Amid growing talk of the possibility of open conflict between the United States and North Korea, countries have started to affirm their positions in case violence breaks out on the Korean Peninsula or elsewhere.
Although countries have yet to throw their support behind Pyongyang in the event of a confrontation, North Korea has found supporters in its neighbor China – with some conditions.
“If the US and South Korea carry out strikes and try to overthrow the North Korea regime and change the political pattern of the Korean Peninsula, China will prevent them from doing so,” said an editorial in the state-run Global Times.
However, the paper did not recommend Beijing support Pyongyang under all circumstances.
“China should also make clear that if North Korea launches missiles that threaten US soil first and the US retaliates, China will stay neutral,” it wrote.

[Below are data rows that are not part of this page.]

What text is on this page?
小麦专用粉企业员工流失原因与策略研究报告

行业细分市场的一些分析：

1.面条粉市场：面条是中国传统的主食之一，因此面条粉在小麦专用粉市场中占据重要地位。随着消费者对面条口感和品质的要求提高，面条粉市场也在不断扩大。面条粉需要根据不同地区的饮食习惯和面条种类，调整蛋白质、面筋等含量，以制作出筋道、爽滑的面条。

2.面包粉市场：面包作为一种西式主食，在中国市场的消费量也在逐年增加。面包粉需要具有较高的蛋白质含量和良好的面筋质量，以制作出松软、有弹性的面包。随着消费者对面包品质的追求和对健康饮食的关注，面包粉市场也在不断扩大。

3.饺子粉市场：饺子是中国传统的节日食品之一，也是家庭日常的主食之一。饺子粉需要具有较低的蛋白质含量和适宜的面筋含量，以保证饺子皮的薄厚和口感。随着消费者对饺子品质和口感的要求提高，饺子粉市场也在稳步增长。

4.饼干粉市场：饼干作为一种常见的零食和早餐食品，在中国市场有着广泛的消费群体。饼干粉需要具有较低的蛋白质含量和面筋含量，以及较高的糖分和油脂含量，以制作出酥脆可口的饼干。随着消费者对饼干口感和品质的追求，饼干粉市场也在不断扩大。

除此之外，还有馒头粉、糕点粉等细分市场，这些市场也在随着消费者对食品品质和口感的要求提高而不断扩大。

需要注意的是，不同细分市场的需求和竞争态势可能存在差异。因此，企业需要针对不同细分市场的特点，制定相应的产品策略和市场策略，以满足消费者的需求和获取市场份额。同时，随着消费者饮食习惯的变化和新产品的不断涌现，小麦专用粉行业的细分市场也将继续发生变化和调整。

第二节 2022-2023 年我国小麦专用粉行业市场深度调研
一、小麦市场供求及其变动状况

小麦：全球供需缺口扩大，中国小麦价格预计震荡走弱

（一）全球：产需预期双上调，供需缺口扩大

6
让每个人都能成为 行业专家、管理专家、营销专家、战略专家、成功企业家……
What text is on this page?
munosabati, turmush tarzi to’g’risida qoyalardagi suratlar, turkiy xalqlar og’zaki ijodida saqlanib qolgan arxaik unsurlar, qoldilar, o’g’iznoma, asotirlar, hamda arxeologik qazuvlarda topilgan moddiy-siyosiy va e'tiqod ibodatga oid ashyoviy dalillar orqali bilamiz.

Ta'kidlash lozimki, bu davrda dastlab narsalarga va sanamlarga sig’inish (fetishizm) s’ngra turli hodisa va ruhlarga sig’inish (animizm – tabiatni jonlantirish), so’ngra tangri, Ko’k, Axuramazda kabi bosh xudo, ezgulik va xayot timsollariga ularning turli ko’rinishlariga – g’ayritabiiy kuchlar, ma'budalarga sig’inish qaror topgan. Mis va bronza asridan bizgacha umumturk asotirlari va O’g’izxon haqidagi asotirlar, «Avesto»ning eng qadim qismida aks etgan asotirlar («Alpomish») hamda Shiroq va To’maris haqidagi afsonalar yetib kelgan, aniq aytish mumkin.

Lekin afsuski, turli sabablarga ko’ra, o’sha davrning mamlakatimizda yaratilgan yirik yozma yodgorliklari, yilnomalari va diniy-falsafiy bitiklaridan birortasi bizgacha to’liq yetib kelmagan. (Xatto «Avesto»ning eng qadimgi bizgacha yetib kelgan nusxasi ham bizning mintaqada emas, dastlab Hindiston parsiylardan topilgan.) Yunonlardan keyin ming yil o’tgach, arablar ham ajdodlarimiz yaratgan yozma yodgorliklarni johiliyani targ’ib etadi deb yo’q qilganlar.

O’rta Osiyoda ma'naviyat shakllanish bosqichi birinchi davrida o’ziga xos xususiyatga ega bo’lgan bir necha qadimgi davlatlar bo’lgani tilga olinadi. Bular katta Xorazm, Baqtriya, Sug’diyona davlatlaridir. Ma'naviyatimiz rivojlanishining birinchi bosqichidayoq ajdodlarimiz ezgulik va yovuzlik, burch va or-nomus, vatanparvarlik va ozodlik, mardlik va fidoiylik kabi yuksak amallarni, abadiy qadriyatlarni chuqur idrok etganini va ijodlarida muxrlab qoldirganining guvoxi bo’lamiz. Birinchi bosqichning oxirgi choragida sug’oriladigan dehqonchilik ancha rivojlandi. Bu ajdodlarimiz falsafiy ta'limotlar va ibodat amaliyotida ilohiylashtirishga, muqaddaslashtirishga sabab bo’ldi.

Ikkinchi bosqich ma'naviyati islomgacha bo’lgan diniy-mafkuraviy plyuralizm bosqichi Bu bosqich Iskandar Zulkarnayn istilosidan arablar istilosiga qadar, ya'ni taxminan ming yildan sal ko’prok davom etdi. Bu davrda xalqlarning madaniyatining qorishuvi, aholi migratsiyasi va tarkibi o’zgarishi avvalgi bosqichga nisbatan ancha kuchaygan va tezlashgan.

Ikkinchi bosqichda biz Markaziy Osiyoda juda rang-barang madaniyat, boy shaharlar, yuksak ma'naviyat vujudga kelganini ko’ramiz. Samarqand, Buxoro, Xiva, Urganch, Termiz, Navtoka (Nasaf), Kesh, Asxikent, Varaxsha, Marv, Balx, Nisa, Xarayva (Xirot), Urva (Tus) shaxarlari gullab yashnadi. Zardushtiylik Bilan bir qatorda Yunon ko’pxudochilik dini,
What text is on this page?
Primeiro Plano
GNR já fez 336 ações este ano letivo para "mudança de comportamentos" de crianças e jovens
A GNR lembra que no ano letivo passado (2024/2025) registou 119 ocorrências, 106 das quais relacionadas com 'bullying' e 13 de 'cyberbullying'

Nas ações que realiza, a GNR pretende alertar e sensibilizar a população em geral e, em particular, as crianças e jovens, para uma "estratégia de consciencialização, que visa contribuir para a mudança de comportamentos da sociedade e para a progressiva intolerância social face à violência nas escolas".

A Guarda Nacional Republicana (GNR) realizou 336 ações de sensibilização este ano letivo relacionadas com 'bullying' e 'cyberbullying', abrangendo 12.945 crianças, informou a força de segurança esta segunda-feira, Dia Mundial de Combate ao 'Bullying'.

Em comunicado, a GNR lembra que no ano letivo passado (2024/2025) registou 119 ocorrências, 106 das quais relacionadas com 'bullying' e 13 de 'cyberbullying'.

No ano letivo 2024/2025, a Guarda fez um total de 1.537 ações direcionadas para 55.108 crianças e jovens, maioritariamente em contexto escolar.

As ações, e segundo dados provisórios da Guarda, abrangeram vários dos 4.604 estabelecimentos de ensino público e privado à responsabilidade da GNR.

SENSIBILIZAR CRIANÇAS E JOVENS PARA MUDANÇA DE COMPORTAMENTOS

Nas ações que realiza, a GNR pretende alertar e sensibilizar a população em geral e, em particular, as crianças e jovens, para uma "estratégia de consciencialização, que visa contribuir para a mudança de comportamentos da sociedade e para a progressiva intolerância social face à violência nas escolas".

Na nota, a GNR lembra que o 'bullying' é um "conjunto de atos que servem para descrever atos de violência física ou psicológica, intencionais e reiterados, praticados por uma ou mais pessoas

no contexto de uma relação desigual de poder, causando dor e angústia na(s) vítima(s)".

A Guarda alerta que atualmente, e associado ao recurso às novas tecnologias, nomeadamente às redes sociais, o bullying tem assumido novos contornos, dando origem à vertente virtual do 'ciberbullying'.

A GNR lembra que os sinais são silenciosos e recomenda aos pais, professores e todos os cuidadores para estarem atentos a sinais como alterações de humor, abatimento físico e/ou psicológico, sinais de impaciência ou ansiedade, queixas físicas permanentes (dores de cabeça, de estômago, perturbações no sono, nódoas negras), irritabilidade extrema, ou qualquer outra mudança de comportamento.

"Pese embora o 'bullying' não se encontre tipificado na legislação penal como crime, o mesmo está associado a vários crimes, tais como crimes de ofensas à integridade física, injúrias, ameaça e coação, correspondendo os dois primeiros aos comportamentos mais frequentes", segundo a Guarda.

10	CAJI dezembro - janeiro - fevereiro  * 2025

Earlier this week, China’s Foreign Ministry urged both North Korea and the United States to “stop provoking each other” and de-escalate the situation in a bid to return to “dialogue and negotiations.”
But others nations have been keen to choose a side. Australian Prime Minister Malcolm Turnbull told Melbourne radio station 3AW on Friday that Washington “has no stronger ally than Australia.”
“Let’s be very clear about that. If there is an attack on the United States by North Korea, then the ANZUS treaty will be invoked and Australia will come to the aid of the United States,” Turnbull said.